The report, by lawyers hired by the network, says the company has justification to deny Mr. Moonves his $120 million severance. Mr. Moonves reigned as one of Hollywood’s most successful and celebrated executives for decades before being forced to step down in September after allegations by numerous women.
The report, a copy of which was reviewed by The New York Times, says Mr. Moonves “engaged in multiple acts of serious nonconsensual sexual misconduct in and outside of the workplace, both before and after he came to CBS in 1995.” The report includes previously undisclosed allegations of sexual misconduct against him.
The lawyers who conducted the inquiry wrote that they had spoken with Mr. Moonves four times and found him to be “evasive and untruthful at times and to have deliberately lied about and minimized the extent of his sexual misconduct.”

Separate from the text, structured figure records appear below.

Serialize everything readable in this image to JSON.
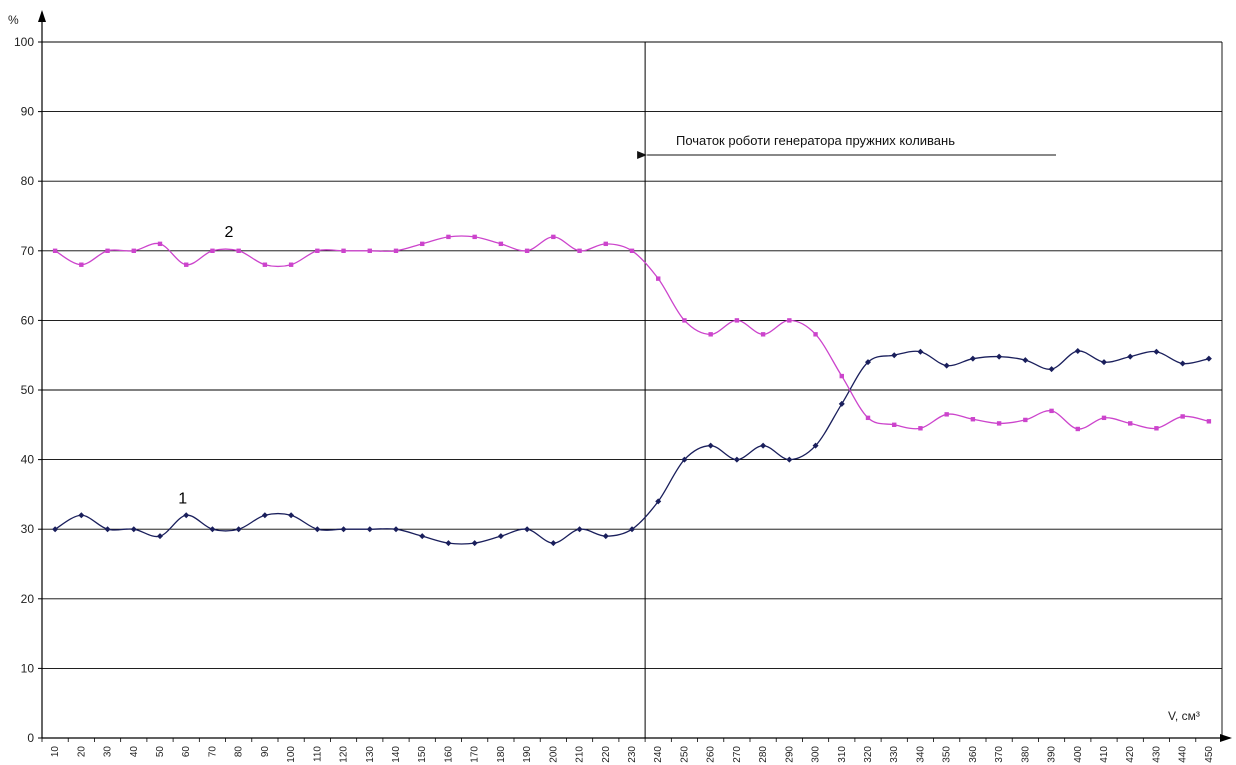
{
  "chart_data": {
    "type": "line",
    "x": [
      10,
      20,
      30,
      40,
      50,
      60,
      70,
      80,
      90,
      100,
      110,
      120,
      130,
      140,
      150,
      160,
      170,
      180,
      190,
      200,
      210,
      220,
      230,
      240,
      250,
      260,
      270,
      280,
      290,
      300,
      310,
      320,
      330,
      340,
      350,
      360,
      370,
      380,
      390,
      400,
      410,
      420,
      430,
      440,
      450
    ],
    "series": [
      {
        "name": "1",
        "color": "#1a1f5c",
        "marker": "diamond",
        "values": [
          30,
          32,
          30,
          30,
          29,
          32,
          30,
          30,
          32,
          32,
          30,
          30,
          30,
          30,
          29,
          28,
          28,
          29,
          30,
          28,
          30,
          29,
          30,
          34,
          40,
          42,
          40,
          42,
          40,
          42,
          48,
          54,
          55,
          55.5,
          53.5,
          54.5,
          54.8,
          54.3,
          53,
          55.6,
          54,
          54.8,
          55.5,
          53.8,
          54.5
        ]
      },
      {
        "name": "2",
        "color": "#cc44cc",
        "marker": "square",
        "values": [
          70,
          68,
          70,
          70,
          71,
          68,
          70,
          70,
          68,
          68,
          70,
          70,
          70,
          70,
          71,
          72,
          72,
          71,
          70,
          72,
          70,
          71,
          70,
          66,
          60,
          58,
          60,
          58,
          60,
          58,
          52,
          46,
          45,
          44.5,
          46.5,
          45.8,
          45.2,
          45.7,
          47,
          44.4,
          46,
          45.2,
          44.5,
          46.2,
          45.5
        ]
      }
    ],
    "ylim": [
      0,
      100
    ],
    "y_ticks": [
      0,
      10,
      20,
      30,
      40,
      50,
      60,
      70,
      80,
      90,
      100
    ],
    "ylabel": "%",
    "xlabel": "V, см³",
    "grid": "horizontal",
    "vertical_marker_x": 235,
    "annotation": "Початок роботи генератора пружних коливань",
    "curve_labels": [
      {
        "text": "1",
        "series": "1"
      },
      {
        "text": "2",
        "series": "2"
      }
    ]
  }
}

Mr. Moonves shaped the television landscape for more than 30 years. Even before his CBS tenure, he had an outsize role in producing shows like the 1980s sitcom “Full House” and the 1990s megahits “ER” and “Friends.” At CBS, he turned around a moribund network with audience-friendly smashes like “Survivor,” the police procedural “C.S.I.” and its multiple spinoffs, and sitcoms like “How I Met Your Mother” and “Big Bang Theory.” For the past decade, CBS has been the most-watched network.